(9)

122 27 9
                                    

"Dek, kamu pulang sama Joshua aja nggak papakan?" Tatapan gue yang awalnya santai langsung berubah menatap Abang nggak percaya, Abang Han beneran nyuruh gue pulang berdua sama Shua doang?

"Kenapa gitu? Abang yang ngajak keluar ya Abang yang nganterin pulang." Gue keluar karena siapa?

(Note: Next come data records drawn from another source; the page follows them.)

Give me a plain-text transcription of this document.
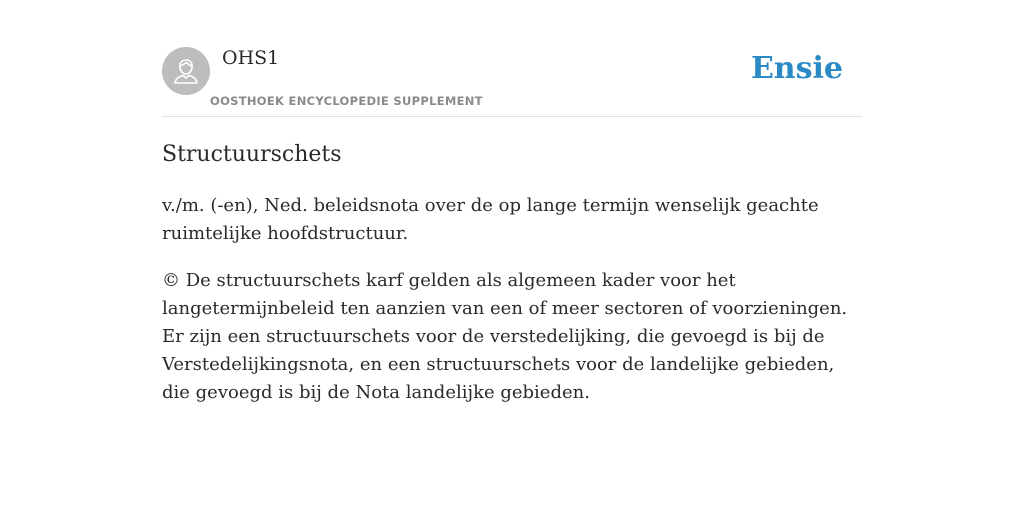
OHS1
OOSTHOEK ENCYCLOPEDIE SUPPLEMENT
Ensie
Structuurschets

v./m. (-en), Ned. beleidsnota over de op lange termijn wenselijk geachte ruimtelijke hoofdstructuur.

© De structuurschets karf gelden als algemeen kader voor het langetermijnbeleid ten aanzien van een of meer sectoren of voorzieningen. Er zijn een structuurschets voor de verstedelijking, die gevoegd is bij de Verstedelijkingsnota, en een structuurschets voor de landelijke gebieden, die gevoegd is bij de Nota landelijke gebieden.
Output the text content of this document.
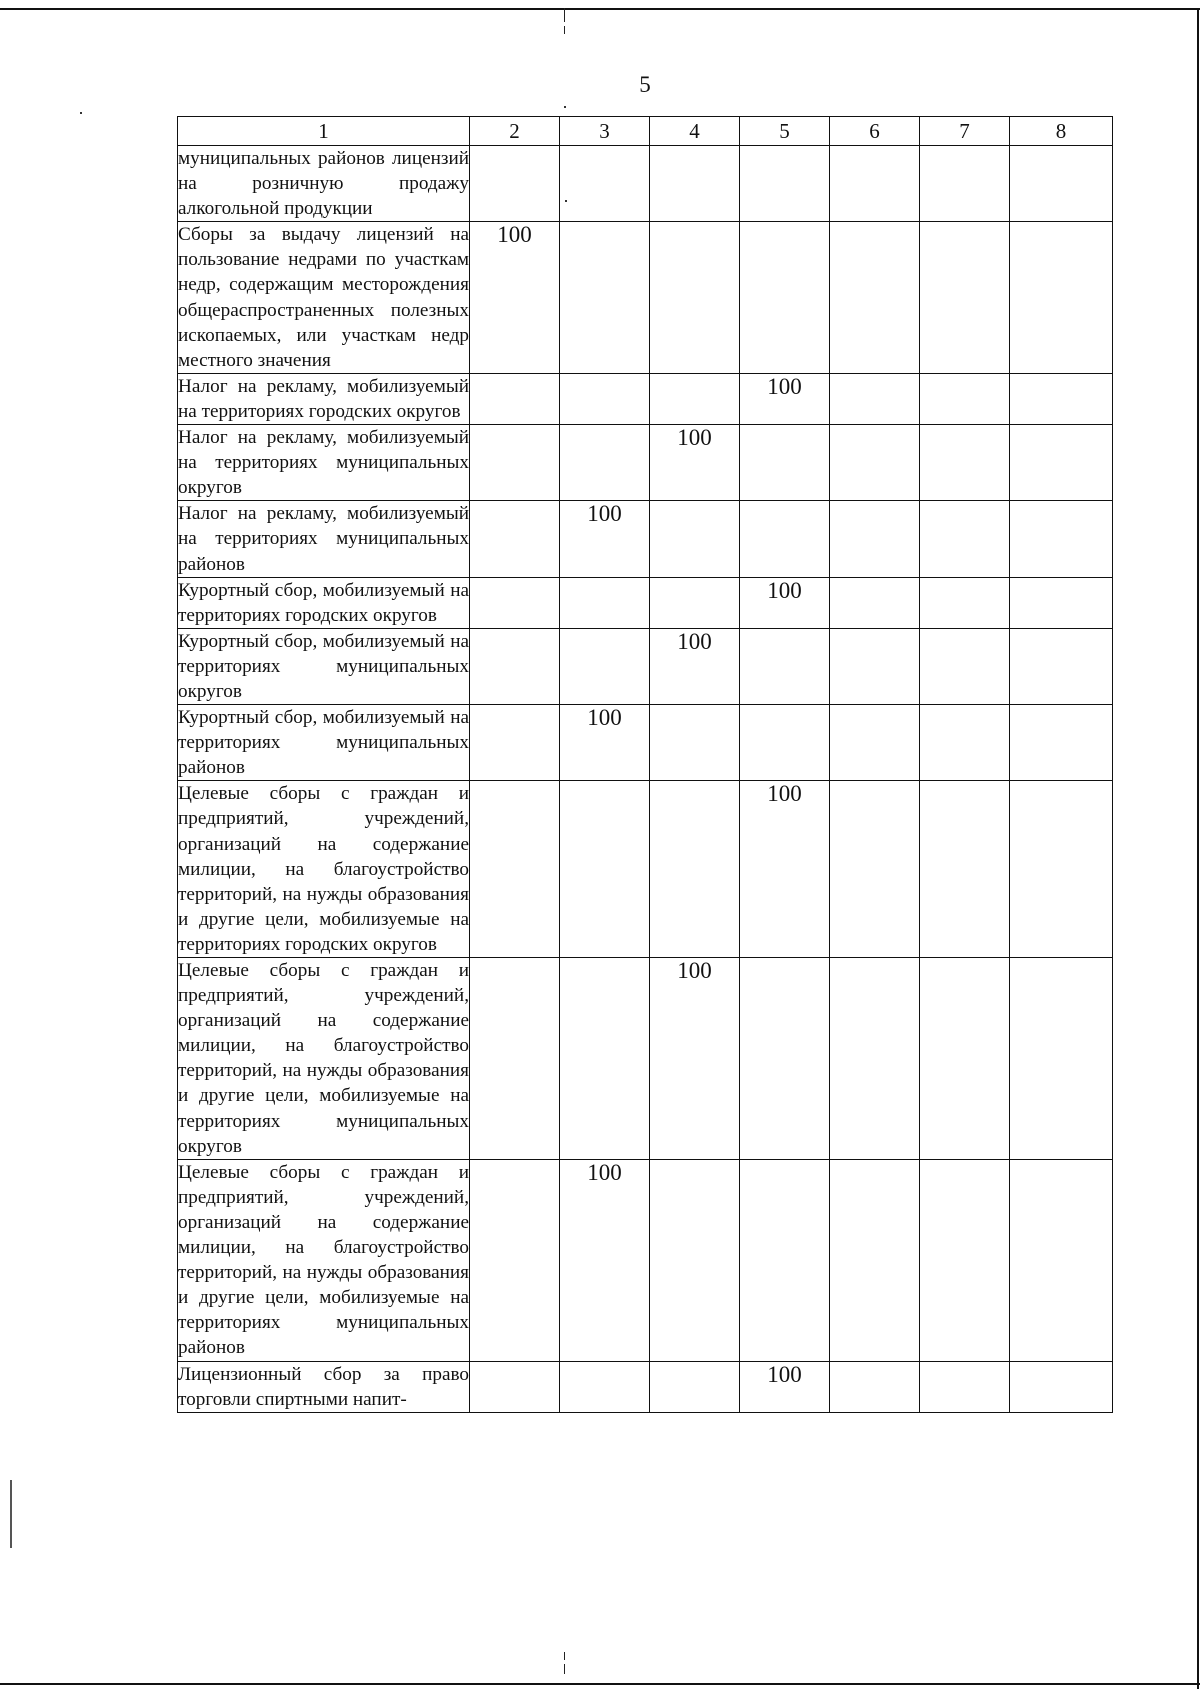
5
1	2	3	4	5	6	7	8
муниципальных районов лицензий на розничную продажу алкогольной продукции							
Сборы за выдачу лицензий на пользование недрами по участкам недр, содержащим месторождения общераспространенных полезных ископаемых, или участкам недр местного значения	100						
Налог на рекламу, мобилизуемый на территориях городских округов				100			
Налог на рекламу, мобилизуемый на территориях муниципальных округов			100				
Налог на рекламу, мобилизуемый на территориях муниципальных районов		100					
Курортный сбор, мобилизуемый на территориях городских округов				100			
Курортный сбор, мобилизуемый на территориях муниципальных округов			100				
Курортный сбор, мобилизуемый на территориях муниципальных районов		100					
Целевые сборы с граждан и предприятий, учреждений, организаций на содержание милиции, на благоустройство территорий, на нужды образования и другие цели, мобилизуемые на территориях городских округов				100			
Целевые сборы с граждан и предприятий, учреждений, организаций на содержание милиции, на благоустройство территорий, на нужды образования и другие цели, мобилизуемые на территориях муниципальных округов			100				
Целевые сборы с граждан и предприятий, учреждений, организаций на содержание милиции, на благоустройство территорий, на нужды образования и другие цели, мобилизуемые на территориях муниципальных районов		100					
Лицензионный сбор за право торговли спиртными напит-				100			
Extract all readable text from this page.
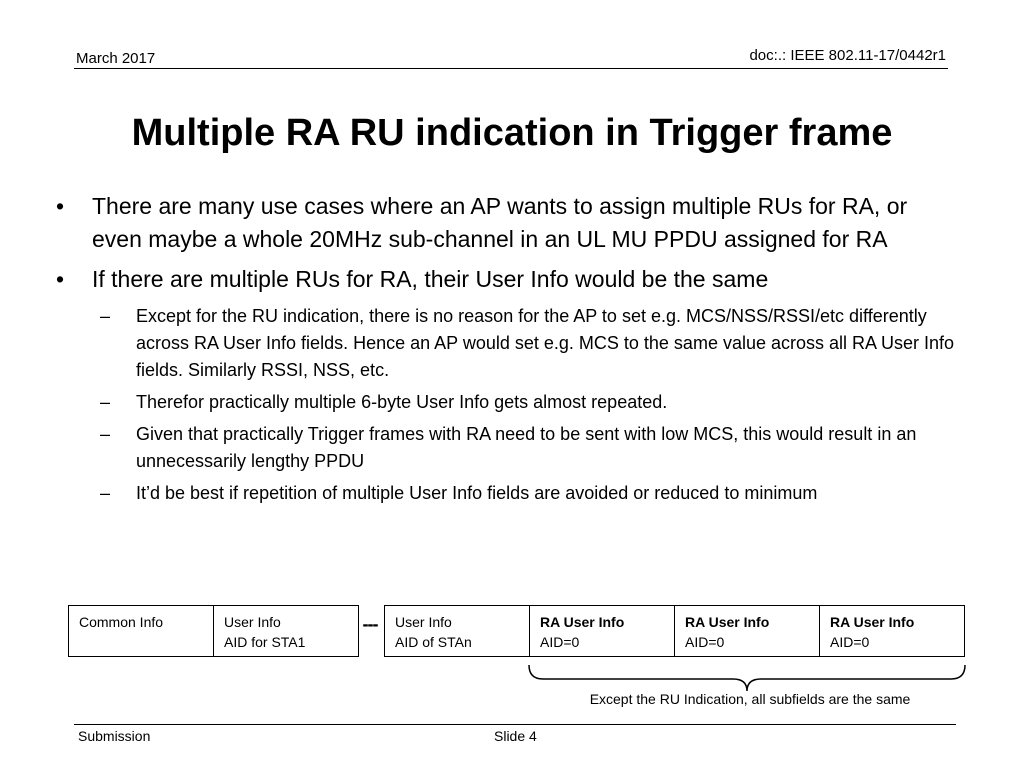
March 2017	doc:.: IEEE 802.11-17/0442r1
Multiple RA RU indication in Trigger frame
• There are many use cases where an AP wants to assign multiple RUs for RA, or even maybe a whole 20MHz sub-channel in an UL MU PPDU assigned for RA
• If there are multiple RUs for RA, their User Info would be the same
– Except for the RU indication, there is no reason for the AP to set e.g. MCS/NSS/RSSI/etc differently across RA User Info fields. Hence an AP would set e.g. MCS to the same value across all RA User Info fields. Similarly RSSI, NSS, etc.
– Therefor practically multiple 6-byte User Info gets almost repeated.
– Given that practically Trigger frames with RA need to be sent with low MCS, this would result in an unnecessarily lengthy PPDU
– It’d be best if repetition of multiple User Info fields are avoided or reduced to minimum
Common Info	User Info
AID for STA1
---	User Info
AID of STAn
RA User Info
AID=0
RA User Info
AID=0
RA User Info
AID=0
Except the RU Indication, all subfields are the same
Submission	Slide 4
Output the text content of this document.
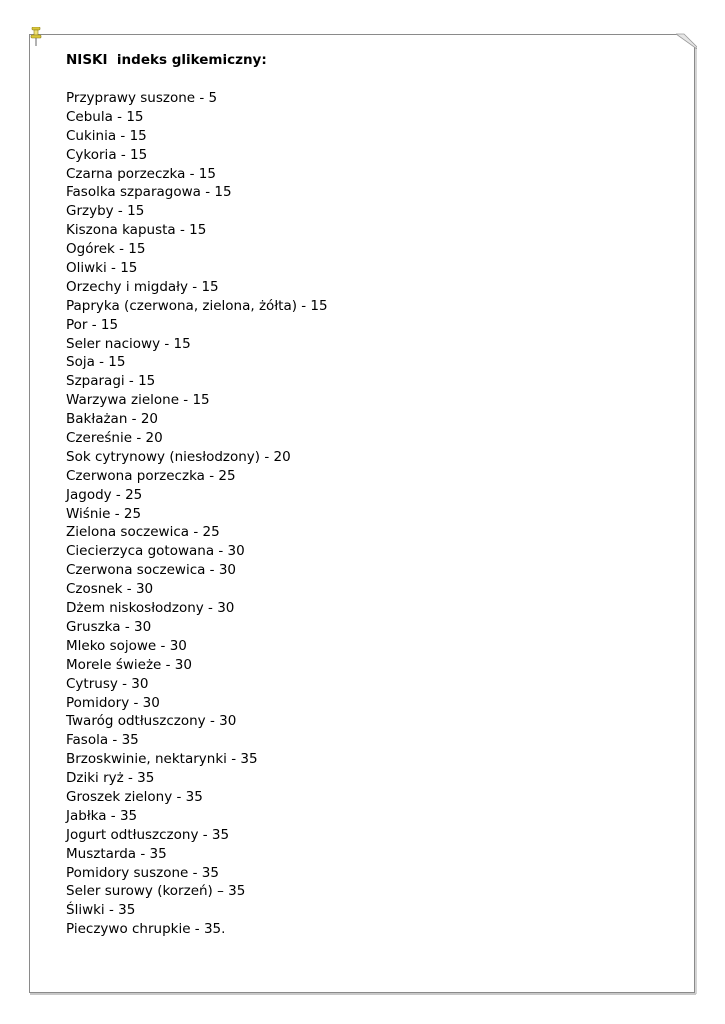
NISKI  indeks glikemiczny:
Przyprawy suszone - 5
Cebula - 15
Cukinia - 15
Cykoria - 15
Czarna porzeczka - 15
Fasolka szparagowa - 15
Grzyby - 15
Kiszona kapusta - 15
Ogórek - 15
Oliwki - 15
Orzechy i migdały - 15
Papryka (czerwona, zielona, żółta) - 15
Por - 15
Seler naciowy - 15
Soja - 15
Szparagi - 15
Warzywa zielone - 15
Bakłażan - 20
Czereśnie - 20
Sok cytrynowy (niesłodzony) - 20
Czerwona porzeczka - 25
Jagody - 25
Wiśnie - 25
Zielona soczewica - 25
Ciecierzyca gotowana - 30
Czerwona soczewica - 30
Czosnek - 30
Dżem niskosłodzony - 30
Gruszka - 30
Mleko sojowe - 30
Morele świeże - 30
Cytrusy - 30
Pomidory - 30
Twaróg odtłuszczony - 30
Fasola - 35
Brzoskwinie, nektarynki - 35
Dziki ryż - 35
Groszek zielony - 35
Jabłka - 35
Jogurt odtłuszczony - 35
Musztarda - 35
Pomidory suszone - 35
Seler surowy (korzeń) – 35
Śliwki - 35
Pieczywo chrupkie - 35.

"Yang butuhkan Joshua, Abang mah juga korban, udah jangan banyak tanya, kamu pulang sama Shua, Abang ada urusan lain, udah ditungguin juga."  Dan sayangnya Abang Han keliatan beneran serius jadi gue nggak bisa ngomong apapun.

"Dek! Kamu denger nggak?" Abang Han ngusap kepala gue sekilas.

"Heum iya denger, udah sana, Abang Hati-hati, dasar ngeselin." Gue mendorong tubuh Abang Han pelan supaya langsung jalan, udah sana sebelum gue berubah pikiran.

"Gue nitip lagi, jagain sama anterin sampai rumah, harta karun keluarga gue ini, satu-satunya." Abang Han malah ngomong begini ke Shua, udahlah jangan tanya ekspresi Shua sekarang, mau ketawa kayanya, udah gitu kata-kayanya nitip lagi pula katanya.

"Amanahnya gue terima." Dan mereka berdua malah ngelawak, dasar duo gila.

Setelah Abang Han jalan, gue juga langsung putar arah berjelan lebih dulu ke arah parkiran, walaupun nggak gue lirik tapi langkah Shua terdenger jelas mengikuti gue dari belakang.

"Awas hati-hati." Shua narik lengan gue karena nggak sengaja hampir nubruk belanjaan orang.

"Kamu mau mampir ke tempat lain dulu?" Shua lagi-lagi buka suara, gue menggeleng cepat dan melanjutkan langkah gue dalam diam.

Walaupun gue kenal Shua udah lama tapi ini beneran pertama kalinya gue diantar pulang dan cuma berdua, biasanya juga rame jadi kalau sekarang suasannya sedikit canggung ya wajar.

"Stop! Kamu mau kemana?" Tanya Shua begitu gue siap masuk ke mobil.

"Masuklah, nggak mungkin mau lo tinggalkan? Gue aduin sama Abang ni." Jangan aneh-aneh sampai mau ninggalin gue diparkiran begini, gue bikin laporan sama Abang Han tar, coba aja.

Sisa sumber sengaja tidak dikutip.